Como é que vamos fazer? Para o (a) garupa, o aquecimento é mais fácil, porque se pode usar as mãos para o que quiser tocar. Castro diz que se deve “começar acariciando o pescoço de seu parceiro, os lados de fora da roupa e colocar as mãos para baixo em direção a virilha, sem tocá-lo em primeiro lugar.Se trata de um jogo de sedução, e não sei se quando você mantiver esse contato ele pode perder o controle da estrada ou perder a direção porque você sente algo mais. “

O piloto não teve vida fácil, mas também pode corresponder “na cidade, quando vocês param nos sinais fechados.
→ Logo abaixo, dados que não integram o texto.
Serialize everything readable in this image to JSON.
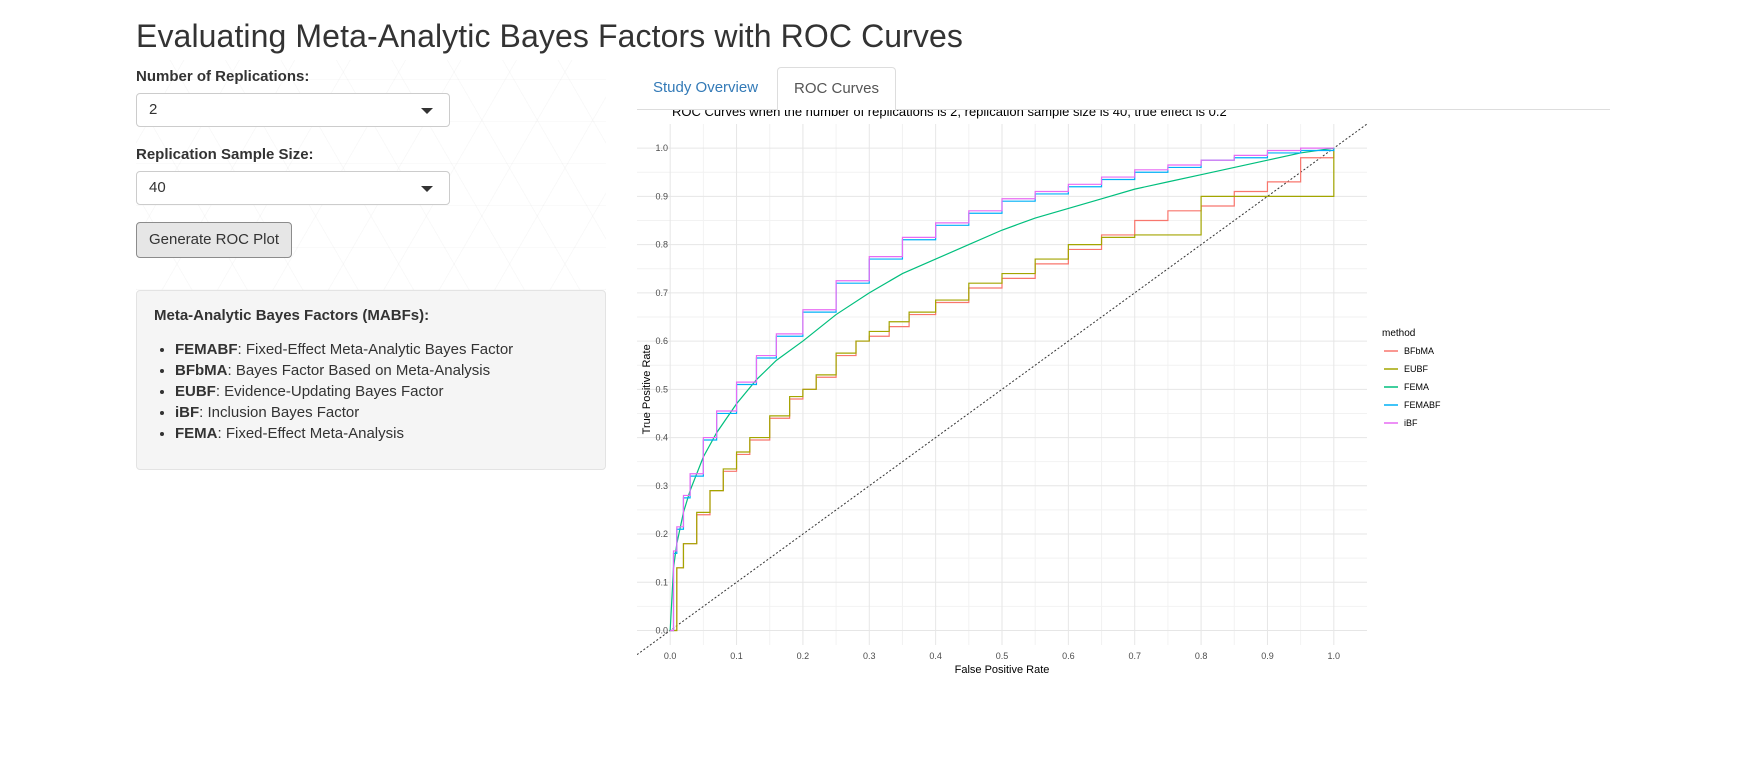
{
  "page": {
    "title": "Evaluating Meta-Analytic Bayes Factors with ROC Curves"
  },
  "controls": {
    "replications_label": "Number of Replications:",
    "replications_value": "2",
    "sample_size_label": "Replication Sample Size:",
    "sample_size_value": "40",
    "generate_button": "Generate ROC Plot"
  },
  "info": {
    "title": "Meta-Analytic Bayes Factors (MABFs):",
    "items": [
      {
        "abbr": "FEMABF",
        "desc": ": Fixed-Effect Meta-Analytic Bayes Factor"
      },
      {
        "abbr": "BFbMA",
        "desc": ": Bayes Factor Based on Meta-Analysis"
      },
      {
        "abbr": "EUBF",
        "desc": ": Evidence-Updating Bayes Factor"
      },
      {
        "abbr": "iBF",
        "desc": ": Inclusion Bayes Factor"
      },
      {
        "abbr": "FEMA",
        "desc": ": Fixed-Effect Meta-Analysis"
      }
    ]
  },
  "tabs": [
    {
      "label": "Study Overview",
      "active": false
    },
    {
      "label": "ROC Curves",
      "active": true
    }
  ],
  "chart_data": {
    "type": "line",
    "title": "ROC Curves when the number of replications is 2, replication sample size is 40, true effect is 0.2",
    "xlabel": "False Positive Rate",
    "ylabel": "True Positive Rate",
    "xlim": [
      0,
      1
    ],
    "ylim": [
      0,
      1
    ],
    "xticks": [
      "0.0",
      "0.1",
      "0.2",
      "0.3",
      "0.4",
      "0.5",
      "0.6",
      "0.7",
      "0.8",
      "0.9",
      "1.0"
    ],
    "yticks": [
      "0.0",
      "0.1",
      "0.2",
      "0.3",
      "0.4",
      "0.5",
      "0.6",
      "0.7",
      "0.8",
      "0.9",
      "1.0"
    ],
    "grid": true,
    "diagonal_reference": true,
    "legend_title": "method",
    "legend_position": "right",
    "series": [
      {
        "name": "BFbMA",
        "color": "#F8766D",
        "step": true,
        "x": [
          0,
          0.01,
          0.02,
          0.04,
          0.06,
          0.08,
          0.1,
          0.12,
          0.15,
          0.18,
          0.2,
          0.22,
          0.25,
          0.28,
          0.3,
          0.33,
          0.36,
          0.4,
          0.45,
          0.5,
          0.55,
          0.6,
          0.65,
          0.7,
          0.75,
          0.8,
          0.85,
          0.9,
          0.95,
          1.0
        ],
        "y": [
          0,
          0.13,
          0.18,
          0.24,
          0.29,
          0.33,
          0.365,
          0.395,
          0.44,
          0.48,
          0.5,
          0.525,
          0.57,
          0.6,
          0.61,
          0.63,
          0.655,
          0.68,
          0.71,
          0.73,
          0.76,
          0.79,
          0.82,
          0.85,
          0.87,
          0.88,
          0.91,
          0.93,
          0.98,
          1.0
        ]
      },
      {
        "name": "EUBF",
        "color": "#A3A500",
        "step": true,
        "x": [
          0,
          0.01,
          0.02,
          0.04,
          0.06,
          0.08,
          0.1,
          0.12,
          0.15,
          0.18,
          0.2,
          0.22,
          0.25,
          0.28,
          0.3,
          0.33,
          0.36,
          0.4,
          0.45,
          0.5,
          0.55,
          0.6,
          0.65,
          0.7,
          0.75,
          0.78,
          0.8,
          0.9,
          1.0,
          1.0
        ],
        "y": [
          0,
          0.13,
          0.18,
          0.245,
          0.29,
          0.335,
          0.37,
          0.4,
          0.445,
          0.485,
          0.5,
          0.53,
          0.575,
          0.6,
          0.62,
          0.64,
          0.66,
          0.685,
          0.72,
          0.74,
          0.77,
          0.8,
          0.815,
          0.82,
          0.82,
          0.82,
          0.9,
          0.9,
          0.9,
          1.0
        ]
      },
      {
        "name": "FEMA",
        "color": "#00BF7D",
        "step": false,
        "x": [
          0,
          0.005,
          0.01,
          0.02,
          0.03,
          0.05,
          0.07,
          0.1,
          0.13,
          0.16,
          0.2,
          0.25,
          0.3,
          0.35,
          0.4,
          0.45,
          0.5,
          0.55,
          0.6,
          0.65,
          0.7,
          0.75,
          0.8,
          0.85,
          0.9,
          0.95,
          1.0
        ],
        "y": [
          0,
          0.13,
          0.18,
          0.245,
          0.29,
          0.36,
          0.41,
          0.47,
          0.52,
          0.56,
          0.6,
          0.655,
          0.7,
          0.74,
          0.77,
          0.8,
          0.83,
          0.855,
          0.875,
          0.895,
          0.915,
          0.93,
          0.945,
          0.96,
          0.975,
          0.99,
          1.0
        ]
      },
      {
        "name": "FEMABF",
        "color": "#00B0F6",
        "step": true,
        "x": [
          0,
          0.005,
          0.01,
          0.02,
          0.03,
          0.05,
          0.07,
          0.1,
          0.13,
          0.16,
          0.2,
          0.25,
          0.3,
          0.35,
          0.4,
          0.45,
          0.5,
          0.55,
          0.6,
          0.65,
          0.7,
          0.75,
          0.8,
          0.85,
          0.9,
          0.95,
          1.0
        ],
        "y": [
          0,
          0.16,
          0.21,
          0.275,
          0.32,
          0.395,
          0.45,
          0.51,
          0.565,
          0.61,
          0.66,
          0.72,
          0.77,
          0.81,
          0.84,
          0.865,
          0.89,
          0.905,
          0.92,
          0.935,
          0.95,
          0.96,
          0.975,
          0.98,
          0.99,
          0.995,
          1.0
        ]
      },
      {
        "name": "iBF",
        "color": "#E76BF3",
        "step": true,
        "x": [
          0,
          0.005,
          0.01,
          0.02,
          0.03,
          0.05,
          0.07,
          0.1,
          0.13,
          0.16,
          0.2,
          0.25,
          0.3,
          0.35,
          0.4,
          0.45,
          0.5,
          0.55,
          0.6,
          0.65,
          0.7,
          0.75,
          0.8,
          0.85,
          0.9,
          0.95,
          1.0
        ],
        "y": [
          0,
          0.165,
          0.215,
          0.28,
          0.325,
          0.4,
          0.455,
          0.515,
          0.57,
          0.615,
          0.665,
          0.725,
          0.775,
          0.815,
          0.845,
          0.87,
          0.895,
          0.91,
          0.925,
          0.94,
          0.955,
          0.965,
          0.975,
          0.985,
          0.995,
          1.0,
          1.0
        ]
      }
    ]
  }
}
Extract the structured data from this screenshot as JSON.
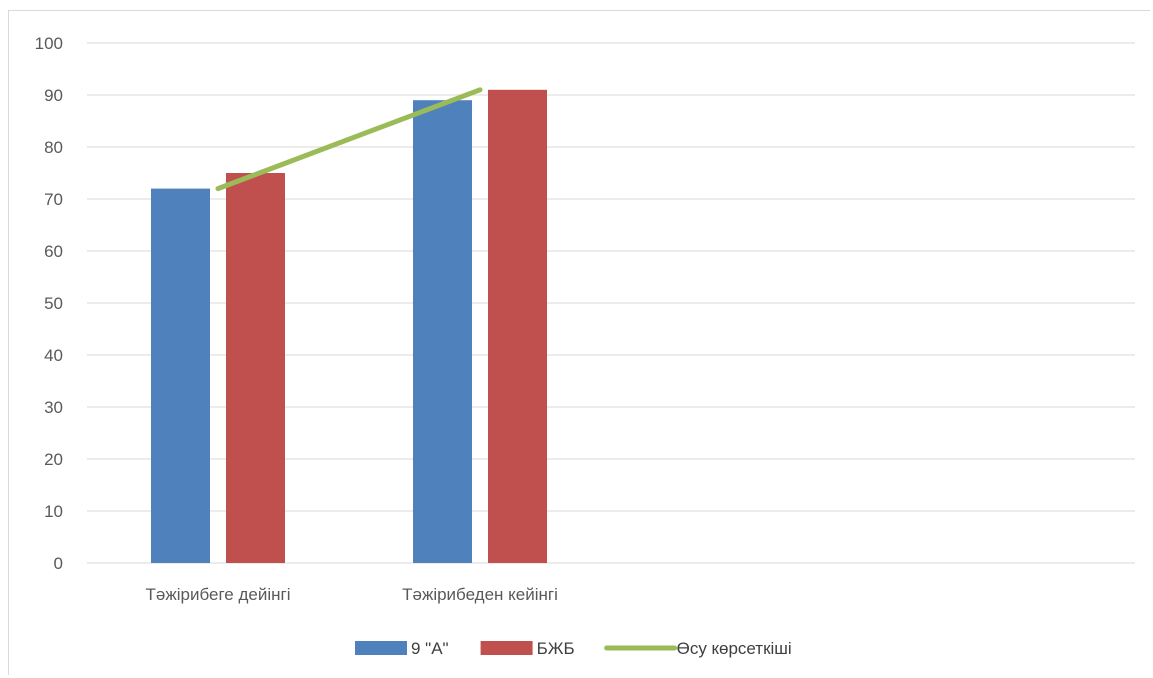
{
  "chart_data": {
    "type": "bar",
    "title": "",
    "xlabel": "",
    "ylabel": "",
    "categories": [
      "Тәжірибеге дейінгі",
      "Тәжірибеден кейінгі",
      "",
      ""
    ],
    "series": [
      {
        "name": "9 \"А\"",
        "type": "bar",
        "color": "#4f81bd",
        "values": [
          72,
          89,
          null,
          null
        ]
      },
      {
        "name": "БЖБ",
        "type": "bar",
        "color": "#c0504d",
        "values": [
          75,
          91,
          null,
          null
        ]
      },
      {
        "name": "Өсу көрсеткіші",
        "type": "line",
        "color": "#9bbb59",
        "values": [
          72,
          91,
          null,
          null
        ]
      }
    ],
    "ylim": [
      0,
      100
    ],
    "yticks": [
      0,
      10,
      20,
      30,
      40,
      50,
      60,
      70,
      80,
      90,
      100
    ],
    "yticks_labels": [
      "0",
      "10",
      "20",
      "30",
      "40",
      "50",
      "60",
      "70",
      "80",
      "90",
      "100"
    ],
    "grid": true,
    "legend": "bottom"
  }
}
E na estrada, se ele (ela) devagar, você pode acariciar a perna do seu parceiro, inclinar-se sobre ele ou ela e deixa-lo saber que você gosta do jogo. “

E no momento de dar tudo? Como é que conseguimos? Aí vem o Sr. Kamasutra nos dar uma mão. Para motos com pouca estabilidade, a nossa sexóloga recomenda posturas de pé em que a moto é o ponto de apoio de um dos dois, que ficaria de costas. Por exemplo, são muito eficazes as posições do Antílope (ambos de pé, ele atrás dela, apoiando as mãos na moto), o emú (ambos de pé, apoiando-se de costas para ele, com uma mão no a moto e o outro em seu quadril para o /a atrair), a união dos amantes (em pé, de frente para o outro e apoiar a bunda de um dos dois no banco da moto) ou arco (ela inclinada fazendo uma arco e descansando sobre as pedaleiras e ele em pé).

Existem algumas motos mais estáveis, que permitem posições como o ying e yang ou a deusa (ele montado na moto e ela sobre ele, como nós nos sentamos de costas em uma sela), a da balança (ele sentado lateralmente na moto e ela de pé, de costas e ligeiramente inclinada para ele), a cortesã (ela sentada de lado na moto e ele em pé na frente dele, abraçando sua cintura com as pernas) ou o compasso (ambos de pé, ela com uma perna apoiada no assento e outro no chão na frente dele ou volta).